Of course the greens and browns that hit me immediately may have associated nature scenes to me, evoked from the colors alone. Maybe that’s why rabbit was conjured up before human. Or maybe I am feeling more like the rabbit these days, skittish and hunted, vulnerable. But the rabbit head atop a human-like body is the original dissonance–a nauseating angst of discord–I experienced in the nano second of mis-recognition, something in accordance with the strangeness of the day, a flash of something barely seen at the periphery of vision that flies past, something threatening and ugly.
That must be why I saw the rabbit atop the man and why my friend saw an elephant.
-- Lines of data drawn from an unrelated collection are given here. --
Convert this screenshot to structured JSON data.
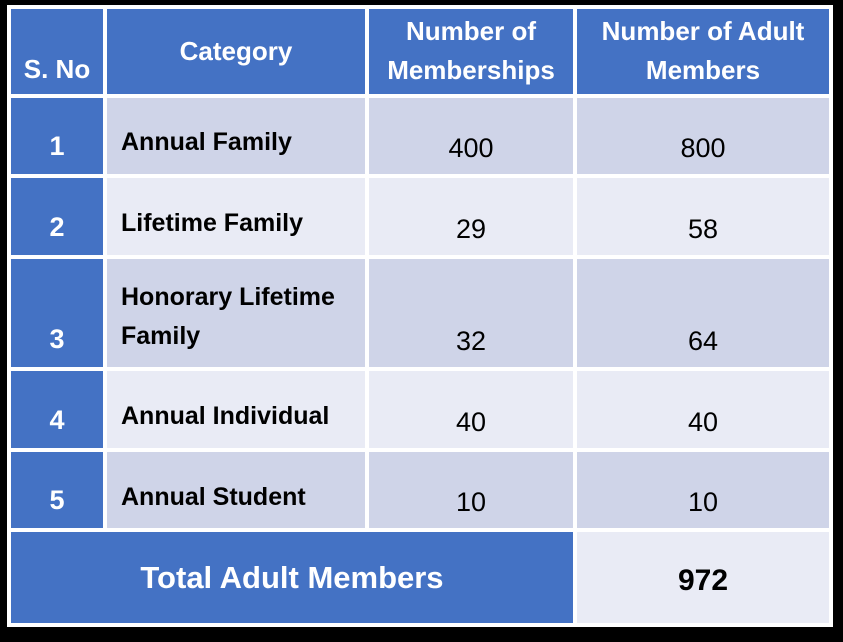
{
  "colors": {
    "header_bg": "#4472C4",
    "serial_col_bg": "#4472C4",
    "band_dark": "#CFD4E8",
    "band_light": "#E9EBF5",
    "gridline": "#FFFFFF",
    "outer_border": "#000000",
    "header_text": "#FFFFFF",
    "body_text": "#000000"
  },
  "table": {
    "headers": [
      "S. No",
      "Category",
      "Number of Memberships",
      "Number of Adult Members"
    ],
    "rows": [
      {
        "sno": "1",
        "category": "Annual Family",
        "memberships": "400",
        "adult_members": "800"
      },
      {
        "sno": "2",
        "category": "Lifetime Family",
        "memberships": "29",
        "adult_members": "58"
      },
      {
        "sno": "3",
        "category": "Honorary Lifetime Family",
        "memberships": "32",
        "adult_members": "64"
      },
      {
        "sno": "4",
        "category": "Annual Individual",
        "memberships": "40",
        "adult_members": "40"
      },
      {
        "sno": "5",
        "category": "Annual Student",
        "memberships": "10",
        "adult_members": "10"
      }
    ],
    "footer": {
      "label": "Total Adult Members",
      "value": "972"
    }
  },
  "chart_data": {
    "type": "table",
    "columns": [
      "S. No",
      "Category",
      "Number of Memberships",
      "Number of Adult Members"
    ],
    "rows": [
      [
        "1",
        "Annual Family",
        400,
        800
      ],
      [
        "2",
        "Lifetime Family",
        29,
        58
      ],
      [
        "3",
        "Honorary Lifetime Family",
        32,
        64
      ],
      [
        "4",
        "Annual Individual",
        40,
        40
      ],
      [
        "5",
        "Annual Student",
        10,
        10
      ]
    ],
    "footer": [
      "Total Adult Members",
      972
    ]
  }
}
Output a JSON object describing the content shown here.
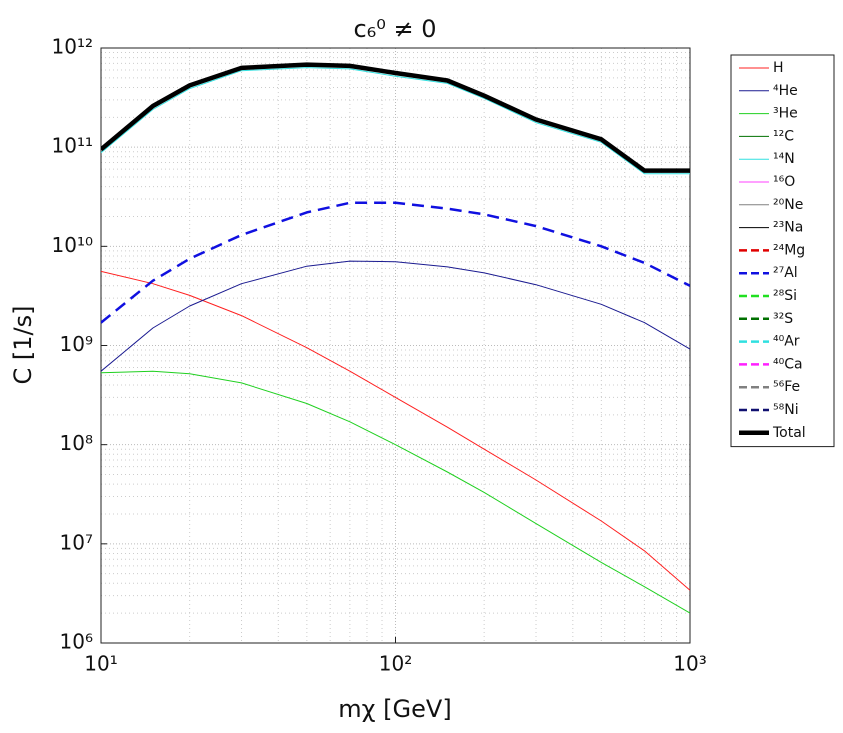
{
  "chart_data": {
    "type": "line",
    "title": "c₆⁰ ≠ 0",
    "x_label": "mχ [GeV]",
    "y_label": "C [1/s]",
    "x": [
      10,
      15,
      20,
      30,
      50,
      70,
      100,
      150,
      200,
      300,
      500,
      700,
      1000
    ],
    "xscale": "log",
    "yscale": "log",
    "grid": true,
    "legend": "outside right",
    "xlim": [
      10,
      1000
    ],
    "xticks": [
      {
        "value": 10,
        "label": "10¹"
      },
      {
        "value": 100,
        "label": "10²"
      },
      {
        "value": 1000,
        "label": "10³"
      }
    ],
    "ylim": [
      1000000,
      1000000000000
    ],
    "yticks": [
      {
        "value": 1000000,
        "label": "10⁶"
      },
      {
        "value": 10000000,
        "label": "10⁷"
      },
      {
        "value": 100000000,
        "label": "10⁸"
      },
      {
        "value": 1000000000,
        "label": "10⁹"
      },
      {
        "value": 10000000000,
        "label": "10¹⁰"
      },
      {
        "value": 100000000000,
        "label": "10¹¹"
      },
      {
        "value": 1000000000000,
        "label": "10¹²"
      }
    ],
    "series": [
      {
        "name": "H",
        "color": "#ff2020",
        "dashed": false,
        "width": 1,
        "values": [
          5600000000,
          4200000000,
          3200000000,
          2000000000,
          950000000,
          550000000,
          300000000,
          150000000,
          90000000,
          44000000,
          17000000,
          8500000,
          3400000
        ]
      },
      {
        "name": "⁴He",
        "color": "#1a1a90",
        "dashed": false,
        "width": 1,
        "values": [
          550000000,
          1500000000,
          2500000000,
          4200000000,
          6300000000,
          7100000000,
          7000000000,
          6200000000,
          5400000000,
          4100000000,
          2600000000,
          1700000000,
          920000000
        ]
      },
      {
        "name": "³He",
        "color": "#20d020",
        "dashed": false,
        "width": 1,
        "values": [
          530000000,
          550000000,
          520000000,
          420000000,
          260000000,
          170000000,
          100000000,
          53000000,
          33000000,
          16000000,
          6500000,
          3700000,
          2000000
        ]
      },
      {
        "name": "¹²C",
        "color": "#007000",
        "dashed": false,
        "width": 1,
        "values": [
          null,
          null,
          null,
          null,
          null,
          null,
          null,
          null,
          null,
          null,
          null,
          null,
          null
        ]
      },
      {
        "name": "¹⁴N",
        "color": "#30e0e0",
        "dashed": false,
        "width": 1,
        "values": [
          88000000000,
          240000000000,
          390000000000,
          590000000000,
          635000000000,
          615000000000,
          520000000000,
          440000000000,
          310000000000,
          177000000000,
          112000000000,
          54000000000,
          54000000000
        ]
      },
      {
        "name": "¹⁶O",
        "color": "#ff40ff",
        "dashed": false,
        "width": 1,
        "values": [
          null,
          null,
          null,
          null,
          null,
          null,
          null,
          null,
          null,
          null,
          null,
          null,
          null
        ]
      },
      {
        "name": "²⁰Ne",
        "color": "#808080",
        "dashed": false,
        "width": 1,
        "values": [
          null,
          null,
          null,
          null,
          null,
          null,
          null,
          null,
          null,
          null,
          null,
          null,
          null
        ]
      },
      {
        "name": "²³Na",
        "color": "#000000",
        "dashed": false,
        "width": 1,
        "values": [
          null,
          null,
          null,
          null,
          null,
          null,
          null,
          null,
          null,
          null,
          null,
          null,
          null
        ]
      },
      {
        "name": "²⁴Mg",
        "color": "#e00000",
        "dashed": true,
        "width": 2.5,
        "values": [
          null,
          null,
          null,
          null,
          null,
          null,
          null,
          null,
          null,
          null,
          null,
          null,
          null
        ]
      },
      {
        "name": "²⁷Al",
        "color": "#1010e0",
        "dashed": true,
        "width": 2.5,
        "values": [
          1700000000,
          4500000000,
          7500000000,
          13000000000,
          22000000000,
          27500000000,
          27500000000,
          24000000000,
          21000000000,
          16000000000,
          10000000000,
          6800000000,
          4000000000
        ]
      },
      {
        "name": "²⁸Si",
        "color": "#20e020",
        "dashed": true,
        "width": 2.5,
        "values": [
          null,
          null,
          null,
          null,
          null,
          null,
          null,
          null,
          null,
          null,
          null,
          null,
          null
        ]
      },
      {
        "name": "³²S",
        "color": "#007000",
        "dashed": true,
        "width": 2.5,
        "values": [
          null,
          null,
          null,
          null,
          null,
          null,
          null,
          null,
          null,
          null,
          null,
          null,
          null
        ]
      },
      {
        "name": "⁴⁰Ar",
        "color": "#30e0e0",
        "dashed": true,
        "width": 2.5,
        "values": [
          null,
          null,
          null,
          null,
          null,
          null,
          null,
          null,
          null,
          null,
          null,
          null,
          null
        ]
      },
      {
        "name": "⁴⁰Ca",
        "color": "#ff20ff",
        "dashed": true,
        "width": 2.5,
        "values": [
          null,
          null,
          null,
          null,
          null,
          null,
          null,
          null,
          null,
          null,
          null,
          null,
          null
        ]
      },
      {
        "name": "⁵⁶Fe",
        "color": "#808080",
        "dashed": true,
        "width": 2.5,
        "values": [
          null,
          null,
          null,
          null,
          null,
          null,
          null,
          null,
          null,
          null,
          null,
          null,
          null
        ]
      },
      {
        "name": "⁵⁸Ni",
        "color": "#101070",
        "dashed": true,
        "width": 2.5,
        "values": [
          null,
          null,
          null,
          null,
          null,
          null,
          null,
          null,
          null,
          null,
          null,
          null,
          null
        ]
      },
      {
        "name": "Total",
        "color": "#000000",
        "dashed": false,
        "width": 4.5,
        "values": [
          95000000000,
          260000000000,
          420000000000,
          630000000000,
          680000000000,
          660000000000,
          560000000000,
          470000000000,
          330000000000,
          190000000000,
          120000000000,
          58000000000,
          58000000000
        ]
      }
    ]
  }
}
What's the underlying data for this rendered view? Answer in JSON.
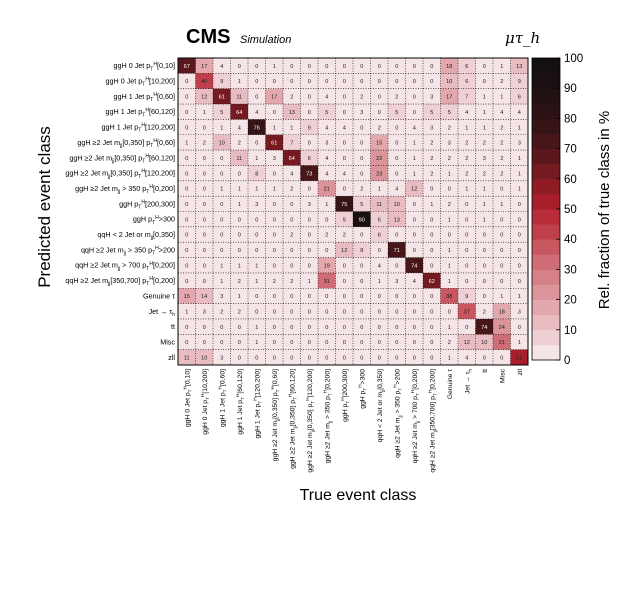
{
  "chart_data": {
    "type": "heatmap",
    "header": {
      "experiment": "CMS",
      "label": "Simulation",
      "channel": "μτ_h"
    },
    "xlabel": "True event class",
    "ylabel": "Predicted event class",
    "colorbar": {
      "label": "Rel. fraction of true class in %",
      "ticks": [
        "0",
        "10",
        "20",
        "30",
        "40",
        "50",
        "60",
        "70",
        "80",
        "90",
        "100"
      ],
      "range": [
        0,
        100
      ]
    },
    "categories": [
      "ggH 0 Jet p_T^H[0,10]",
      "ggH 0 Jet p_T^H[10,200]",
      "ggH 1 Jet p_T^H[0,60]",
      "ggH 1 Jet p_T^H[60,120]",
      "ggH 1 Jet p_T^H[120,200]",
      "ggH ≥2 Jet m_jj[0,350] p_T^H[0,60]",
      "ggH ≥2 Jet m_jj[0,350] p_T^H[60,120]",
      "ggH ≥2 Jet m_jj[0,350] p_T^H[120,200]",
      "ggH ≥2 Jet m_jj > 350 p_T^H[0,200]",
      "ggH p_T^H[200,300]",
      "ggH p_T^H>300",
      "qqH < 2 Jet or m_jj[0,350]",
      "qqH ≥2 Jet m_jj > 350 p_T^H>200",
      "qqH ≥2 Jet m_jj > 700 p_T^H[0,200]",
      "qqH ≥2 Jet m_jj[350,700] p_T^H[0,200]",
      "Genuine τ",
      "Jet → τ_h",
      "tt",
      "Misc",
      "zll"
    ],
    "x_tick_labels": [
      "ggH 0 Jet p_T^H[0,10]",
      "ggH 0 Jet p_T^H[10,200]",
      "ggH 1 Jet p_T^H[0,60]",
      "ggH 1 Jet p_T^H[60,120]",
      "ggH 1 Jet p_T^H[120,200]",
      "ggH ≥2 Jet m_jj[0,350] p_T^H[0,60]",
      "ggH ≥2 Jet m_jj[0,350] p_T^H[60,120]",
      "ggH ≥2 Jet m_jj[0,350] p_T^H[120,200]",
      "ggH ≥2 Jet m_jj > 350 p_T^H[0,200]",
      "ggH p_T^H[200,300]",
      "ggH p_T^H>300",
      "qqH < 2 Jet or m_jj[0,350]",
      "qqH ≥2 Jet m_jj > 350 p_T^H>200",
      "qqH ≥2 Jet m_jj > 700 p_T^H[0,200]",
      "qqH ≥2 Jet m_jj[350,700] p_T^H[0,200]",
      "Genuine τ",
      "Jet → τ_h",
      "tt",
      "Misc",
      "zll"
    ],
    "values": [
      [
        67,
        17,
        4,
        0,
        0,
        1,
        0,
        0,
        0,
        0,
        0,
        0,
        0,
        0,
        0,
        18,
        6,
        0,
        1,
        13
      ],
      [
        0,
        40,
        9,
        1,
        0,
        0,
        0,
        0,
        0,
        0,
        0,
        0,
        0,
        0,
        0,
        10,
        6,
        0,
        2,
        9
      ],
      [
        0,
        12,
        61,
        11,
        0,
        17,
        2,
        0,
        4,
        0,
        2,
        0,
        2,
        0,
        3,
        17,
        7,
        1,
        1,
        6
      ],
      [
        0,
        1,
        5,
        64,
        4,
        0,
        13,
        0,
        5,
        0,
        3,
        0,
        5,
        0,
        5,
        5,
        4,
        1,
        4,
        4
      ],
      [
        0,
        0,
        1,
        4,
        76,
        1,
        1,
        9,
        4,
        4,
        0,
        2,
        0,
        4,
        3,
        2,
        1,
        1,
        2,
        1
      ],
      [
        1,
        2,
        10,
        2,
        0,
        61,
        7,
        0,
        3,
        0,
        0,
        15,
        0,
        1,
        2,
        3,
        2,
        2,
        2,
        3
      ],
      [
        0,
        0,
        0,
        11,
        1,
        3,
        64,
        6,
        4,
        0,
        0,
        22,
        0,
        1,
        2,
        2,
        2,
        3,
        2,
        1
      ],
      [
        0,
        0,
        0,
        0,
        8,
        0,
        4,
        73,
        4,
        4,
        0,
        23,
        0,
        1,
        2,
        1,
        2,
        2,
        2,
        1
      ],
      [
        0,
        0,
        1,
        1,
        1,
        1,
        2,
        0,
        21,
        0,
        2,
        1,
        4,
        12,
        0,
        0,
        1,
        1,
        0,
        1
      ],
      [
        0,
        0,
        0,
        1,
        3,
        0,
        0,
        3,
        1,
        75,
        5,
        11,
        10,
        0,
        1,
        2,
        0,
        1,
        1,
        0
      ],
      [
        0,
        0,
        0,
        0,
        0,
        0,
        0,
        0,
        0,
        5,
        90,
        6,
        13,
        0,
        0,
        1,
        0,
        1,
        0,
        0
      ],
      [
        0,
        0,
        0,
        0,
        0,
        0,
        2,
        0,
        2,
        2,
        0,
        6,
        0,
        0,
        0,
        0,
        0,
        0,
        0,
        0
      ],
      [
        0,
        0,
        0,
        0,
        0,
        0,
        0,
        0,
        0,
        12,
        8,
        0,
        71,
        0,
        0,
        1,
        0,
        0,
        0,
        0
      ],
      [
        0,
        0,
        1,
        1,
        1,
        0,
        0,
        0,
        19,
        0,
        0,
        4,
        0,
        74,
        0,
        1,
        0,
        0,
        0,
        0
      ],
      [
        0,
        0,
        1,
        2,
        1,
        2,
        2,
        1,
        31,
        0,
        0,
        1,
        3,
        4,
        62,
        1,
        0,
        0,
        0,
        0
      ],
      [
        15,
        14,
        3,
        1,
        0,
        0,
        0,
        0,
        0,
        0,
        0,
        0,
        0,
        0,
        0,
        38,
        9,
        0,
        1,
        1
      ],
      [
        1,
        3,
        2,
        2,
        0,
        0,
        0,
        0,
        0,
        0,
        0,
        0,
        0,
        0,
        0,
        0,
        37,
        2,
        18,
        3
      ],
      [
        0,
        0,
        0,
        0,
        1,
        0,
        0,
        0,
        0,
        0,
        0,
        0,
        0,
        0,
        0,
        1,
        0,
        74,
        24,
        0
      ],
      [
        0,
        0,
        0,
        0,
        1,
        0,
        0,
        0,
        0,
        0,
        0,
        0,
        0,
        0,
        0,
        2,
        12,
        10,
        31,
        1
      ],
      [
        11,
        10,
        3,
        0,
        0,
        0,
        0,
        0,
        0,
        0,
        0,
        0,
        0,
        0,
        0,
        1,
        4,
        0,
        0,
        51
      ]
    ]
  }
}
It is what we imposed on the image from each our separate mindsets at the very moment of the eye’s placement on and registering of the image.
We do that to people too, obviously. We see them for the first time or for the four hundredth time and color them with the preoccupation or mood of the moment. We coat them with our predispositions and attribute motivations and traits to them based on the colors of our own palettes instead of seeing who they are in that space of estrangement, like mistakenly seeing a rabbit head atop a human body, which causes the looker to stop, readjust her vision, and focus more closely to actually “see” who stands before her.
Wow, so cool to hear others view. I saw a man bent over a woman.
All you see of her are her bent legs, he has his arm over her, in the back is his shadow, black. I don’t know if it’s from having looked at so much art, but that is what I think this is in whole. The background and models a reality at one point, the setting something we might easily recognize, but the dialogue here is to shape this vision into something new to perceive. The artist’s purpose is to deliver our reality in a new vision of the world.
Like how you worked in the theme at the end and might add that only with experience and exposure can one begin to increase their understanding of just about anything, including people. Right?
I did see the bent over man eventually. Something eerie about the whole scene.
Had to look for a while to see the rabbit, but now I do, rabbit head with no ears for sure.